When one spouse historically controls the finances during a marriage, the spouse “in the dark” frequently seeks to investigate, and even question, the other’s money management choices once a divorce commences.
When money or assets obtained during the marriage are depleted for a “non-marital purpose” (i.e. a purpose that does not relate to the marriage), a spouse can make a legal claim of “dissipation”. If the court finds dissipation, the moving spouse typically receives a reimbursement for his or her share. Expenditures on extra-marital affairs and extravagant spending inconsistent with how the parties lived while the marriage was intact are the most common examples of dissipation.
Where a spouse invests in high-risk securities, the answer to whether or not “dissipation” has occurred is less clear. The answer largely turns on the specific circumstances and answering questions such as: did the spouses agree to such investments; did the investing spouse historically make such investments; again, did the other spouse know about the history of investments; did either spouse profit or lose money from the investment; did the spouse incur any other losses such as quitting his or her job to commence investment activity.
In a recent case originating in Lake County, Illinois, the Second District Appellate Court found that the trial court properly held that the husband dissipated much of the marital estate by removing funds from marital accounts and using them to engage in high-risk securities trading, without telling his wife. The evidence showed that husband, who was the sole financial provider for his wife and 3 children, was aware of devastating effect that his conduct could have on his family, including quitting his high-paying job, and showing extreme recklessness. See In re Marriage of Schneeweis, 2016 IL App (2d) 140147 (June 22, 2016).

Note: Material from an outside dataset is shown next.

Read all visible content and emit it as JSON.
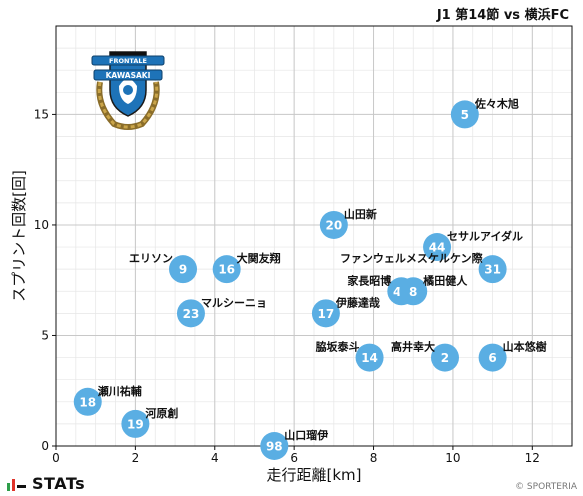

Another alternative to filing a dissipation claim, may be to seek that the court order the spouse to restore the funds to the original account as soon as possible. The funds may then be restricted, via court order, until the final allocation of the funds is resolved. Alternatively, the funds could be restored and then advanced to each spouse in equal pre-distributions. The investing spouse could continue high-risk trading with his/her advanced share. If possible, seeking relief as early as possible, prior to the funds being depleted, is clearly more practical than waiting to file a dissipation claim.